Le festin de pierres : montagne, mémoire et météores

Le livre rassemble sept récits. Chacun est une sorte de plat distinct. Ensemble, ils composent un menu riche en saveurs géologiques et humaines. Vous y trouverez des épisodes intimes et des scènes épiques.

Rochette mêle son histoire familiale — des paysans de montagne, des générations marquées par les guerres — et l’histoire du lieu. Il évoque des fantômes, des saisons, et des événements puissants comme une grande inondation en 1219 qui submerge Grenoble. Il raconte aussi des faits plus récents : les violentes intempéries qui ont frappé le village voisin de La Bérarde en 2024.

Il y a dans ces pages quelque chose de sensoriel. L’air froid de haute montagne est presque palpable. Le silence des hameaux, le goût de la terre fraîchement retournée, l’attente avant la première pousse — tout se décrit sans ostentation.

Pourquoi il veut enseigner le jardinage à l’école

Pour Rochette, le jardinage n’est pas une activité secondaire. C’est une école du temps, des saisons et du soin. Il pense que planter, arroser et observer apprend la patience. Et il voit dans le potager un moyen concret d’enseigner l’histoire, l’écologie et la solidarité.

Vous pourriez y gagner, en tant que parent ou enseignant : des enfants plus attentifs, des mains dans la terre, et une compréhension directe de la chaîne alimentaire. Le jardinage donne aussi des outils pour s’adapter aux changements climatiques. C’est pratique, concret, et accessible.

Comment démarrer un potager scolaire — un plan simple

Voici une proposition très concrète pour une classe de 20 élèves. Pas de théorie, juste du terrain et des gestes.

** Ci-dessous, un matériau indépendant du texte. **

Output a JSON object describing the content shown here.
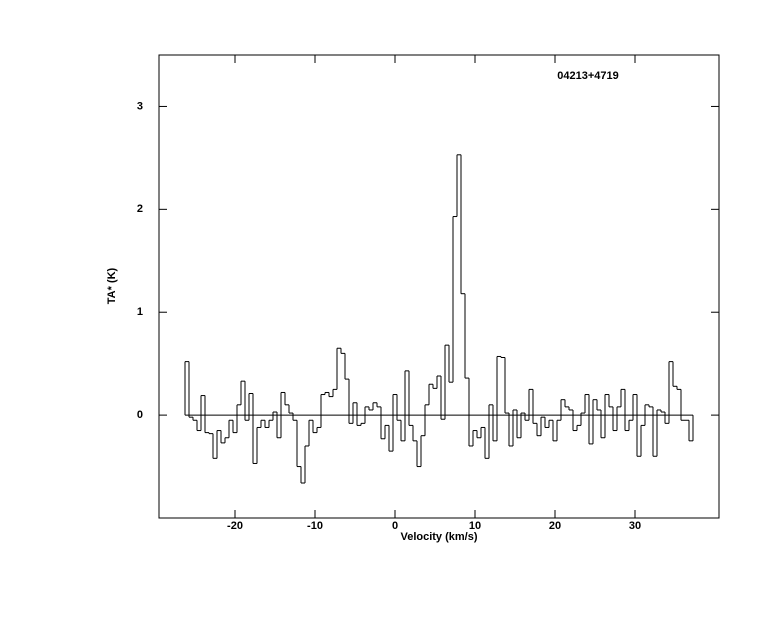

  • 1 bac surélevé de 2 m x 1 m pour limiter les mauvaises herbes.
  • 10 kg de terreau de qualité pour remplir le bac.
  • 5 kg de compost mûr à mélanger avec la terre.
  • Semences : 100 g de radis, 50 g de laitue, 20 g de carotte (variétés rapides).
  • 3 plants de tomate (pour les jours d’observation et le goût).
  • 1 arrosoir de 10 L et 1 paillage (sac de 50 L) pour conserver l’humidité.
  • Un calendrier simple : semis au printemps, récolte en été, bilan en automne.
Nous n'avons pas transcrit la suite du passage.